The problem left Salma with a mountain to climb, but who needs to do all that climbing when one can go around it? And so she switched tactics and began wholesale of petroleum and diesel. Before long, things started to fall into place.

After securing a lucrative contract to supply fuel to U.S.-based Kosmos Energy in 2007, she followed up with something similar the following year when she landed another agreement with Hess. During those early days, her operations were financed by mortgaging some properties owned by her family and husband.

And all the endeavour was to pay off in 2008 when UBI Group’s first retail gas station kicked off operations. What soon followed was the outright ownership of eight gas stations across Ghana, and the management of a further twenty via partnerships.

UBI Group was holding its own quite well in the market and it wasn’t long before it began to draw interest from several international firms – one of which was Singapore-based multinational firm, Puma Energy, which doled out around USD 150 Mn in 2013 for the acquisition of a significant stake in two subsidiaries of UBI Group.

 

Salma is looking to give some of these women a better life with the solar project which is known to have already created hundreds of jobs in northern Ghana and is projected to create a few more hundreds upon completion

 

Salma got started on her next big idea – the solar farm – after the partial acquisition.
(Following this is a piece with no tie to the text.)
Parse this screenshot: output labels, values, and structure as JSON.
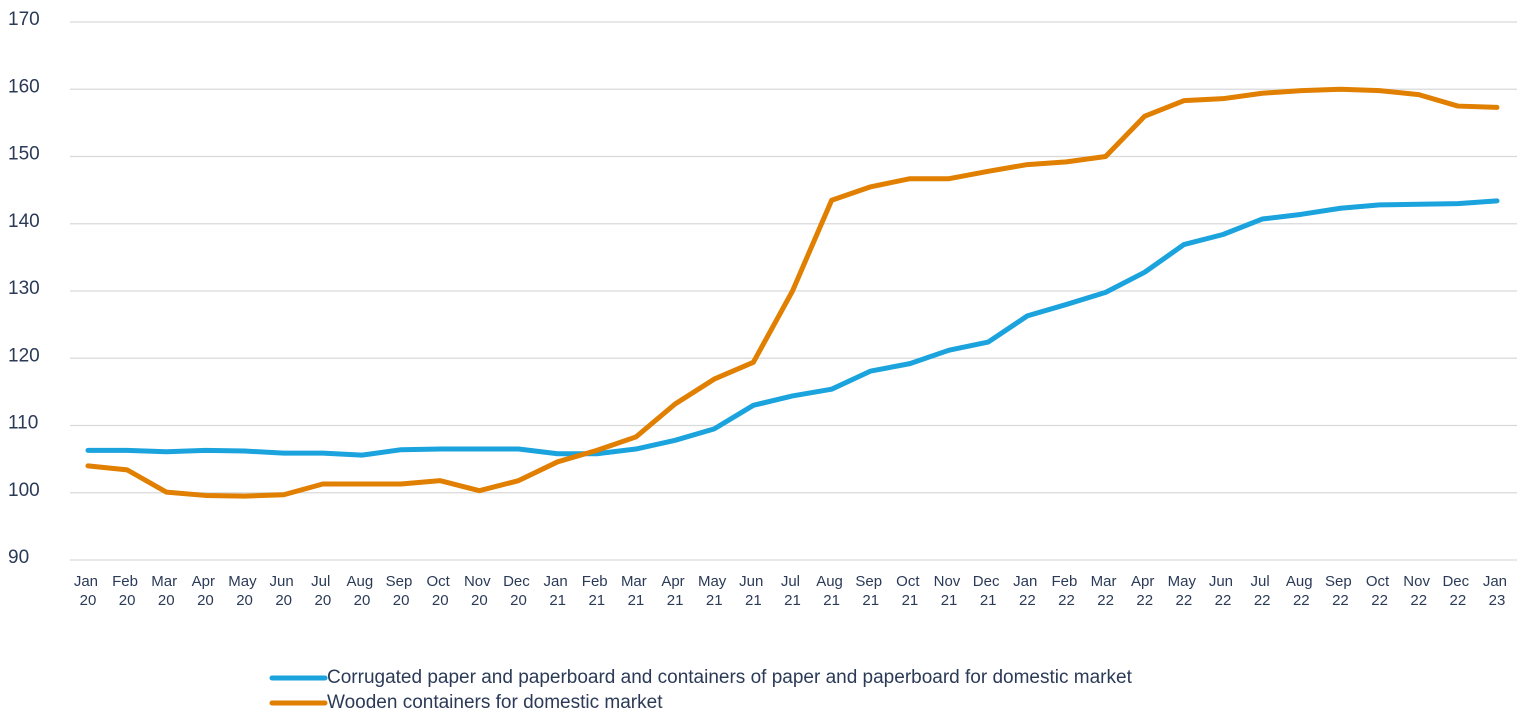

As she told Forbes, about USD 100 Mn will be channelled into the project to create up to 100 megawatts of solar power by the end of the first quarter of this year.
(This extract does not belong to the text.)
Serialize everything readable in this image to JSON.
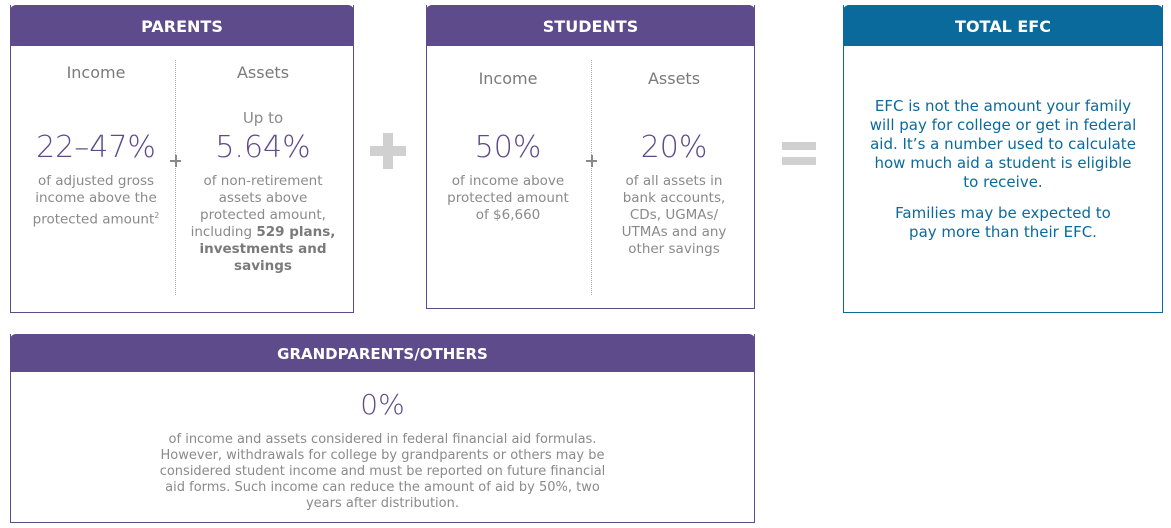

The project kicked off early last year, and by the evidence on show, it seems well on course to meet up with the timeline. There may be plans to even add another 100 megawatts by the end of next year.

For the Ghanaian businesswoman, the solar farm project is as personal as it is developmental. Her father’s village in northern Ghana will host half the solar farm while the rest of it will be spread across other areas in the same region – one that is touted by UNICEF as having witnessed the slowest progress in poverty reduction since the 1990s.

 

Salma Okonkwo Ghana Entrepreneur

Source: face2faceafrica

 

Few opportunities are available in northern Ghana from where a considerable number of women migrate to Accra to toil – carrying goods for customers in markets and doing other odd jobs for meagre income.
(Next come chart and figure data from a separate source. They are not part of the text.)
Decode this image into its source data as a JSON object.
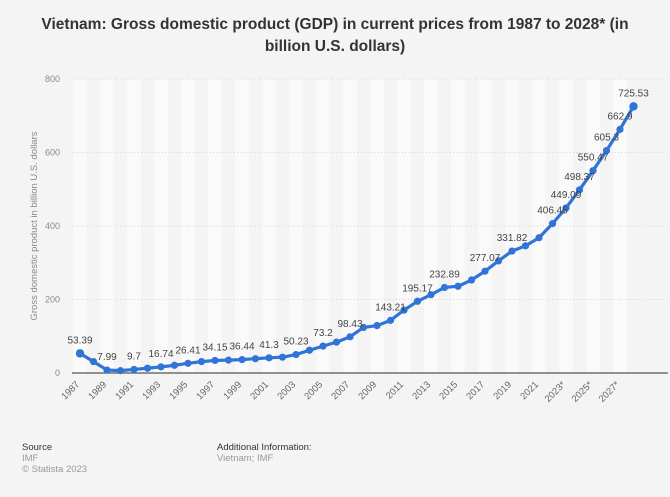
{
  "chart_data": {
    "type": "line",
    "title": "Vietnam: Gross domestic product (GDP) in current prices from 1987 to 2028* (in billion U.S. dollars)",
    "xlabel": "",
    "ylabel": "Gross domestic product in billion U.S. dollars",
    "ylim": [
      0,
      800
    ],
    "yticks": [
      0,
      200,
      400,
      600,
      800
    ],
    "grid": true,
    "legend": "none",
    "line_color": "#2f74d6",
    "x": [
      "1987",
      "1988",
      "1989",
      "1990",
      "1991",
      "1992",
      "1993",
      "1994",
      "1995",
      "1996",
      "1997",
      "1998",
      "1999",
      "2000",
      "2001",
      "2002",
      "2003",
      "2004",
      "2005",
      "2006",
      "2007",
      "2008",
      "2009",
      "2010",
      "2011",
      "2012",
      "2013",
      "2014",
      "2015",
      "2016",
      "2017",
      "2018",
      "2019",
      "2020",
      "2021",
      "2022",
      "2023*",
      "2024*",
      "2025*",
      "2026*",
      "2027*",
      "2028*"
    ],
    "xtick_labels": [
      "1987",
      "1989",
      "1991",
      "1993",
      "1995",
      "1997",
      "1999",
      "2001",
      "2003",
      "2005",
      "2007",
      "2009",
      "2011",
      "2013",
      "2015",
      "2017",
      "2019",
      "2021",
      "2023*",
      "2025*",
      "2027*"
    ],
    "values": [
      53.39,
      31,
      7.99,
      6.5,
      9.7,
      13,
      16.74,
      21,
      26.41,
      31,
      34.15,
      35,
      36.44,
      39,
      41.3,
      43,
      50.23,
      62,
      73.2,
      84,
      98.43,
      124,
      129,
      143.21,
      171,
      195.17,
      213,
      232.89,
      236,
      253,
      277.07,
      305,
      331.82,
      346,
      368,
      406.45,
      449.09,
      498.37,
      550.47,
      605.3,
      662.9,
      725.53
    ],
    "data_labels": [
      {
        "x": "1987",
        "text": "53.39"
      },
      {
        "x": "1989",
        "text": "7.99"
      },
      {
        "x": "1991",
        "text": "9.7"
      },
      {
        "x": "1993",
        "text": "16.74"
      },
      {
        "x": "1995",
        "text": "26.41"
      },
      {
        "x": "1997",
        "text": "34.15"
      },
      {
        "x": "1999",
        "text": "36.44"
      },
      {
        "x": "2001",
        "text": "41.3"
      },
      {
        "x": "2003",
        "text": "50.23"
      },
      {
        "x": "2005",
        "text": "73.2"
      },
      {
        "x": "2007",
        "text": "98.43"
      },
      {
        "x": "2010",
        "text": "143.21"
      },
      {
        "x": "2012",
        "text": "195.17"
      },
      {
        "x": "2014",
        "text": "232.89"
      },
      {
        "x": "2017",
        "text": "277.07"
      },
      {
        "x": "2019",
        "text": "331.82"
      },
      {
        "x": "2022",
        "text": "406.45"
      },
      {
        "x": "2023*",
        "text": "449.09"
      },
      {
        "x": "2024*",
        "text": "498.37"
      },
      {
        "x": "2025*",
        "text": "550.47"
      },
      {
        "x": "2026*",
        "text": "605.3"
      },
      {
        "x": "2027*",
        "text": "662.9"
      },
      {
        "x": "2028*",
        "text": "725.53"
      }
    ]
  },
  "footer": {
    "source_heading": "Source",
    "source_value": "IMF",
    "copyright": "© Statista 2023",
    "additional_heading": "Additional Information:",
    "additional_value": "Vietnam; IMF"
  }
}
Many of them live in slums where they are subjected to all manners of abuse and harassment. With a view to putting an end to all of that, Salma is looking to give some of these women a better life with the solar project which is known to have already created hundreds of jobs in northern Ghana and is projected to generate a few more hundreds upon completion.

Part of the broader goal which Salma hopes to achieve with the project is to attract companies with the allure of cheap energy into setting up bases in the area and creating lasting jobs for the locals which will see them entirely break the cycle of poverty. And how nice it’d be to see it all come to a head.